De hedendaagse kunstkritiek, ook die van Elias, is meestal maatschappijkritisch ingesteld, en is op de hoogte van feminisme, multiculturalisme, Oriëntalisme, kolonialisme, queer theory, en hun bijhorende esthetische en ethische overwegingen, en ze verwerpt het aannemen van een "afstandelijke" houding ten opzichte van welke kunstvorm ook. Alle kunst is stof tot morele overwegingen en politiek geïnspireerde kritiek. Wie de sociale inhoud van Belgische kunst ontkent, zeker waar die specifiek als politiek geëngageerd was bedoeld, heeft er niets van begrepen. Willem Elias staat ons die luxe van zelfgenoegzame en naïeve onwetendheid niet toe. Elias schrijft om mensen tot de kunst brengen door een persoonlijke en wetenschappelijke betrokkenheid bij de Belgische kunst. Hans Gadamer (1989) stelt, in de Hegeliaanse traditie, dat reageren op kunst een manier is om zichzelf te begrijpen. Hij schrijft: ”Onze beleving van het esthetische is ook een manier om onszelf te begrijpen. Zichzelf begrijpen gebeurt altijd via het begrijpen van iets anders dan zichzelf, en houdt in dat dit andere één en integer is. Aangezien wij het kunstwerk in de wereld ontmoeten, en een wereld ontdekken in het individuele kunstwerk, is het kunstwerk niet één of ander vreemd universum waarin wij op magische wijze een tijdje worden overgeheveld. Het is eerder zo dat wij onszelf leren te begrijpen in en door het kunstwerk.” (geciteerd bij Korsmeyer, 1998, p. 92)
Bovendien, redeneert Gadamer, "…ligt de ware bestaansreden van het kunstwerk in het feit dat het een belevenis wordt die de persoon die het beleeft verandert" (p. 93).
Vanuit het Amerikaanse Pragmatisme stelt Richard Rorty dat er geen verschil zou mogen bestaan tussen de appreciatie van een werk en het gebruiken van dat kunstwerk om het eigen leven te verbeteren.

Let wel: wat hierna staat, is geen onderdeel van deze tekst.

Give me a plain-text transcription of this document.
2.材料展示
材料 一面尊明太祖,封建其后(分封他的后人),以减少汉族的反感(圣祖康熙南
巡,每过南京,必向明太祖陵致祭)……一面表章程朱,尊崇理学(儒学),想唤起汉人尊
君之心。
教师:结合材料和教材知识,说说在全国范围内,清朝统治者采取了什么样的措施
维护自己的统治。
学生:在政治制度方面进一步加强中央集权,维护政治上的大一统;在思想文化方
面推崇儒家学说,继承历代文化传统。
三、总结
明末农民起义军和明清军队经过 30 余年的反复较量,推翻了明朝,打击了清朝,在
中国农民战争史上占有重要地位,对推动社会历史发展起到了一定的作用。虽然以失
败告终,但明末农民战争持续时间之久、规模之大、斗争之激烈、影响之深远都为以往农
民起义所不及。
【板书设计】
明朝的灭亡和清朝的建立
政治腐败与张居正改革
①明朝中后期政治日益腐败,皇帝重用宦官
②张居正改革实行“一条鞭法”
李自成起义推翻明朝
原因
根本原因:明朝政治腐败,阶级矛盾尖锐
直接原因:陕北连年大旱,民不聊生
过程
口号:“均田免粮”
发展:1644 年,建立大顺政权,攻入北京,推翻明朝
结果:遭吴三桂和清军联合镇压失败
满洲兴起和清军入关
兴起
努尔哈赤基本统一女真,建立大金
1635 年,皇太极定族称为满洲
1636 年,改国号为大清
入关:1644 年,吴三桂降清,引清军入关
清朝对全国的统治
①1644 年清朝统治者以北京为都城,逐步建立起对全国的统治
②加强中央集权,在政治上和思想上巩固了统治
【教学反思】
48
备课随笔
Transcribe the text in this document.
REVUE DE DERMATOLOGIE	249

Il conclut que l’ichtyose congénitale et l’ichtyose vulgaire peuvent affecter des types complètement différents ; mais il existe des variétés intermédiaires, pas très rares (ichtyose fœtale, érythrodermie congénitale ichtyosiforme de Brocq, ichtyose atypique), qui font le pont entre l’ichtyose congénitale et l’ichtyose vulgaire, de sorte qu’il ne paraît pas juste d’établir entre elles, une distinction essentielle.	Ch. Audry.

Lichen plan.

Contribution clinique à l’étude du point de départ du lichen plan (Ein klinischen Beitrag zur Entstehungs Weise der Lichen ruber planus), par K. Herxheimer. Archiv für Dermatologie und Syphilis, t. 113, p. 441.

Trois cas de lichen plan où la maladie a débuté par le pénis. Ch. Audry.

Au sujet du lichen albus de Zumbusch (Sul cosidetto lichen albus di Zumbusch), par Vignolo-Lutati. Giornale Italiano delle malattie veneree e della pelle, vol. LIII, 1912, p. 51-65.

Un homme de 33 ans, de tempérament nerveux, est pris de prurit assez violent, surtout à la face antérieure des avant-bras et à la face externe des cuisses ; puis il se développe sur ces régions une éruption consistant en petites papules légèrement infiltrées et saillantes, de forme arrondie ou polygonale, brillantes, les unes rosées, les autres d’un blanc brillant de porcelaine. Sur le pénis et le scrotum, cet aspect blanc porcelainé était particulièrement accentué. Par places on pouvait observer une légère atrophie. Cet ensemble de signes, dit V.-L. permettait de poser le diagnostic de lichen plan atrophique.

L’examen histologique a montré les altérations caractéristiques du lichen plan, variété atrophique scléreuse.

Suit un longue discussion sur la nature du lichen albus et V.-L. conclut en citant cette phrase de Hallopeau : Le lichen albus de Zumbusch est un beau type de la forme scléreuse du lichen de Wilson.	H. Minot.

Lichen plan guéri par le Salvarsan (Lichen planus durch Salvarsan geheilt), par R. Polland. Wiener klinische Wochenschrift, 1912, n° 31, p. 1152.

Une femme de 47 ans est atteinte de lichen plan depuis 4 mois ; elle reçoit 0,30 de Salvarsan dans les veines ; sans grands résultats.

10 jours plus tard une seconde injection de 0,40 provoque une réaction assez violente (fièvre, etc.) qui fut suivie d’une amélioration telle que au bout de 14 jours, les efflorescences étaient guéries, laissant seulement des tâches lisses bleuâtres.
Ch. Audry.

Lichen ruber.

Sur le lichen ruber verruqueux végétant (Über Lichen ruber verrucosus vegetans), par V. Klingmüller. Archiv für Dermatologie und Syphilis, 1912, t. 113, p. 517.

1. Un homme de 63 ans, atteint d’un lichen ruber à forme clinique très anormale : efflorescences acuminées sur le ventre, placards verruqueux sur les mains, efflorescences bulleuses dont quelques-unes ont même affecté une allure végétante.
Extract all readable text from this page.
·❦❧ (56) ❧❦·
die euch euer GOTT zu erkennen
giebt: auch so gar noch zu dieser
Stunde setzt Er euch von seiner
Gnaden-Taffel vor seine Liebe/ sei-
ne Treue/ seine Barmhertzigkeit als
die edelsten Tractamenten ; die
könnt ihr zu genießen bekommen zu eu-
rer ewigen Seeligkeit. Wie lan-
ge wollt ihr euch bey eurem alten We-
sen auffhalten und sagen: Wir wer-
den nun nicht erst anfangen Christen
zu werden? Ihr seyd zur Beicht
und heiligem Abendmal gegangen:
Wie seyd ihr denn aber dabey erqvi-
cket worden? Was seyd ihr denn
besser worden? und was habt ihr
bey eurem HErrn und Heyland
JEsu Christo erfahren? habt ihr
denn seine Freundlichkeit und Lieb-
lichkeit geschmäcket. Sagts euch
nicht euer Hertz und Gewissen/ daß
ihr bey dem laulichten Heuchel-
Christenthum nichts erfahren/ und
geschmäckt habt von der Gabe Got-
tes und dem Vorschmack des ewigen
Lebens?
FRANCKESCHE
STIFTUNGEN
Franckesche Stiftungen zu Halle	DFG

Voor Rorty is een zinvolle betrokkenheid bij een kunstwerk van die aard dat we daardoor onze prioriteiten herzien en ons leven veranderen. "Iets interpreteren, het kennen, doordringen tot de essentie, enzovoort, zijn allemaal verschillende manieren om uit te drukken dat er een proces gaande is waarbij het object een actieve rol gaat spelen”

Wij pragmatici vinden het heerlijk om op deze manier het onderscheid te doen vervagen tussen ‘iets ontdekken’ en ‘iets maken’" (geciteerd in Barrett, 2003, p. 221). Gelijklopend met onze vermeerderde zelfkennis en de daaruit voortvloeiende appreciatie van ons veranderende zelf, kunnen we ook anderen beter leren kennen en appreciëren via hun interpretaties. Het lezen of horen van de interpretaties van andere mensen biedt ons de kans om iets te weten te komen over het kunstwerk, maar ook over de mensen die verantwoordelijk zijn voor de interpretaties. Zo komen we te weten hoe zij denken, wat hen opvalt, wat ze waarderen en waarom.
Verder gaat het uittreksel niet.